Our step-wise approach to the evaluation and initial management of inguinal lymphadenopathy in children
1. History and examination to look for obvious causes or worrisome features*
2. Refer children with worrisome features for early biopsy
3. Evaluate and treat causes that appear obvious based on initial evaluation
4. When the cause remains uncertain after the initial evaluation:
  • Lymph node ≥2 cm (0.8 inches) in longest diameter and tender:
    • Initiate 10 to 14 day trial of antibiotic therapy, broadened as indicatedΔ
      • Regression in size: No additional evaluation or therapy
      • No regression in size: Obtain CBC/differential, ESR/CRP, CXR, TST, Bartonella henselae serology and provide referral or treatment based on the results
  • Lymph node ≥2 cm (0.8 inches) in longest diameter, nontender, with symptoms/signs of infection within or distal to node
    • Obtain bacterial and fungal cultures or other fungal studies as indicated by the initial evaluation, B. henselae serology, and provide a 10 to 14 day trial of antibiotic therapy, broadened as indicatedΔ
      • Regression in size: No additional evaluation or therapy
      • No regression in size: Obtain CBC, ESR/CRP, and CXR to evaluate worrisome features*
  • Lymph node ≥2 cm (0.8 inches) in longest diameter, nontender, no symptoms/signs of infection within or distal to node
    • Obtain CBC/differential, ESR/CRP, LDH, CXR and abdominal ultrasonography
      • Worrisome features*, abdominal mass, or abdominal lymphadenopathy: Proceed to biopsy
      • No worrisome features*, no abdominal mass or lymphadenopathy, and cause remains uncertain: Perform TST and provide a 10 to 14 day trial of antibiotic therapy broadened as indicatedΔ
        • TST positive: Additional testing may be necessary to establish diagnosis of tuberculosis or NTM
        • TST negative and lymph node regresses in size: No additional evaluation or therapy
        • TST negative, lymph node does not regress: Obtain additional microbiologic studies as indicated by the history and examination and provide referral or treatment based on the results
  • Lymph node <2 cm (0.8 inches) in longest diameter:
    • Worrisome features*: Proceed to biopsy
    • No worrisome features*: Continue to observe, even if the lymph node does not regress after four weeks
5. For lymph nodes ≥2 cm (0.8 inches), obtain biopsy after four weeks if the diagnosis remains uncertain and the lymph node has not regressed in size or there is no response to antimicrobial therapy/broadened antimicrobial therapy
CBC: complete blood count; ESR: erythrocyte sedimentation rate; CRP: C-reactive protein; CXR: chest radiograph; TST: tuberculin skin test; LDH: lactate dehydrogenase; NTM: nontuberculous mycobacteria; CA-MRSA: community-associated methicillin-resistant Staphylococcus aureus.

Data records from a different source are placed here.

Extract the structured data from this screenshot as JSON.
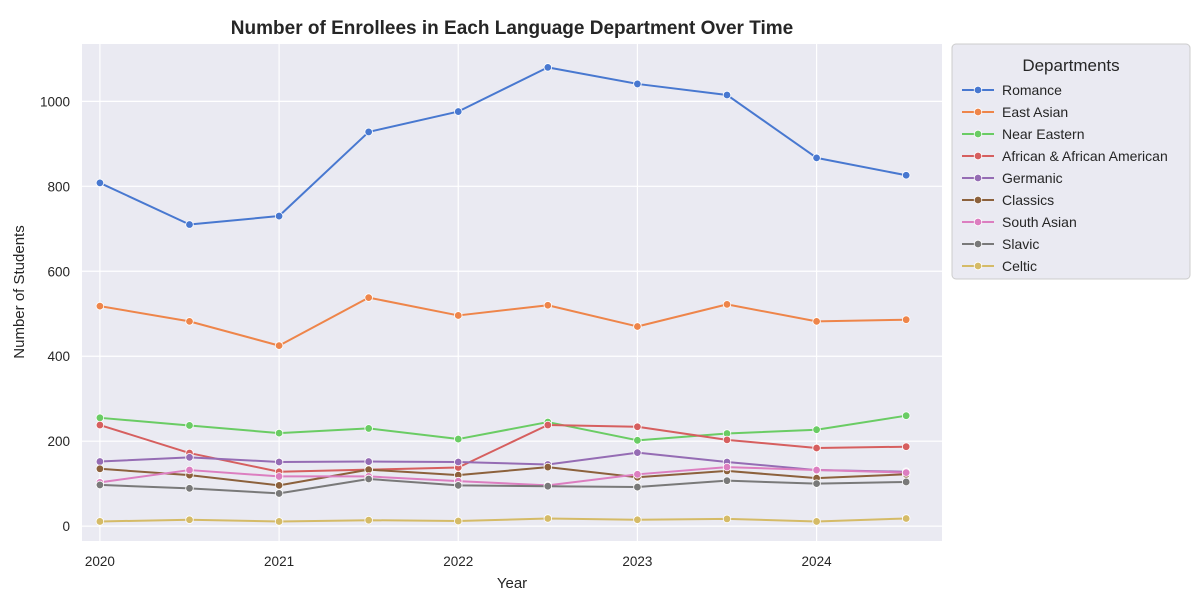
{
  "chart_data": {
    "type": "line",
    "title": "Number of Enrollees in Each Language Department Over Time",
    "xlabel": "Year",
    "ylabel": "Number of Students",
    "xlim": [
      2019.9,
      2024.7
    ],
    "ylim": [
      -35,
      1135
    ],
    "x_ticks": [
      2020,
      2021,
      2022,
      2023,
      2024
    ],
    "y_ticks": [
      0,
      200,
      400,
      600,
      800,
      1000
    ],
    "grid": true,
    "legend": {
      "title": "Departments",
      "placement": "outside-right"
    },
    "x": [
      2020,
      2020.5,
      2021,
      2021.5,
      2022,
      2022.5,
      2023,
      2023.5,
      2024,
      2024.5
    ],
    "series": [
      {
        "name": "Romance",
        "color": "#4878d0",
        "values": [
          808,
          710,
          730,
          928,
          976,
          1080,
          1041,
          1015,
          867,
          826
        ]
      },
      {
        "name": "East Asian",
        "color": "#ee854a",
        "values": [
          518,
          482,
          425,
          538,
          496,
          520,
          470,
          522,
          482,
          486
        ]
      },
      {
        "name": "Near Eastern",
        "color": "#6acc64",
        "values": [
          255,
          237,
          219,
          230,
          205,
          245,
          202,
          218,
          227,
          260
        ]
      },
      {
        "name": "African & African American",
        "color": "#d65f5f",
        "values": [
          238,
          172,
          128,
          133,
          138,
          238,
          234,
          203,
          184,
          187
        ]
      },
      {
        "name": "Germanic",
        "color": "#956cb4",
        "values": [
          152,
          162,
          151,
          152,
          151,
          145,
          173,
          151,
          132,
          128
        ]
      },
      {
        "name": "Classics",
        "color": "#8c613c",
        "values": [
          135,
          120,
          96,
          133,
          120,
          139,
          115,
          130,
          113,
          122
        ]
      },
      {
        "name": "South Asian",
        "color": "#dc7ec0",
        "values": [
          103,
          132,
          117,
          117,
          106,
          96,
          122,
          139,
          132,
          126
        ]
      },
      {
        "name": "Slavic",
        "color": "#797979",
        "values": [
          97,
          89,
          77,
          111,
          96,
          94,
          92,
          107,
          100,
          104
        ]
      },
      {
        "name": "Celtic",
        "color": "#d5bb67",
        "values": [
          11,
          15,
          11,
          14,
          12,
          18,
          15,
          17,
          11,
          18
        ]
      }
    ]
  }
}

* Worrisome features include systemic symptoms (fever >1 week, night sweats, weight loss [>10% of body weight]); fixed nontender nodes in the absence of other symptoms; abnormal chest radiograph (eg, mediastinal mass or hilar adenopathy); abnormal CBC/differential; lack of upper respiratory tract symptoms; lymph nodes >2 cm in diameter that have increased in size from baseline or have not responded to two weeks of antibiotic therapy; and persistently elevated ESR/CRP or rising ESR/CRP despite antibiotic therapy.
¶ Excisional biopsy is preferred; fine needle aspirate biopsies usually are inadequate for evaluation of pediatric malignancies or infiltrative diseases.
Δ Empiric antibiotic therapy should include coverage for common pathogens such as group A Streptococcus and S. aureus (eg, clindamycin in areas with a high prevalence of CA-MRSA or a first-generation cephalosporin [eg, cephalexin] or amoxicillin-clavulanate in areas with a low prevalence of CA-MRSA). If the patient’s systemic symptoms (eg, fever) do not improve within 72 hours or the lymph node increases in size (at any point during treatment), we broaden the antimicrobial coverage to include coverage for common pathogens that were not included initially (eg, CA-MRSA, B. henselae). Refer to UpToDate topic on diagnostic approach to peripheral lymphadenopathy in children for details.
Refer to UpToDate topic on evaluation of peripheral lymphadenopathy in children for details.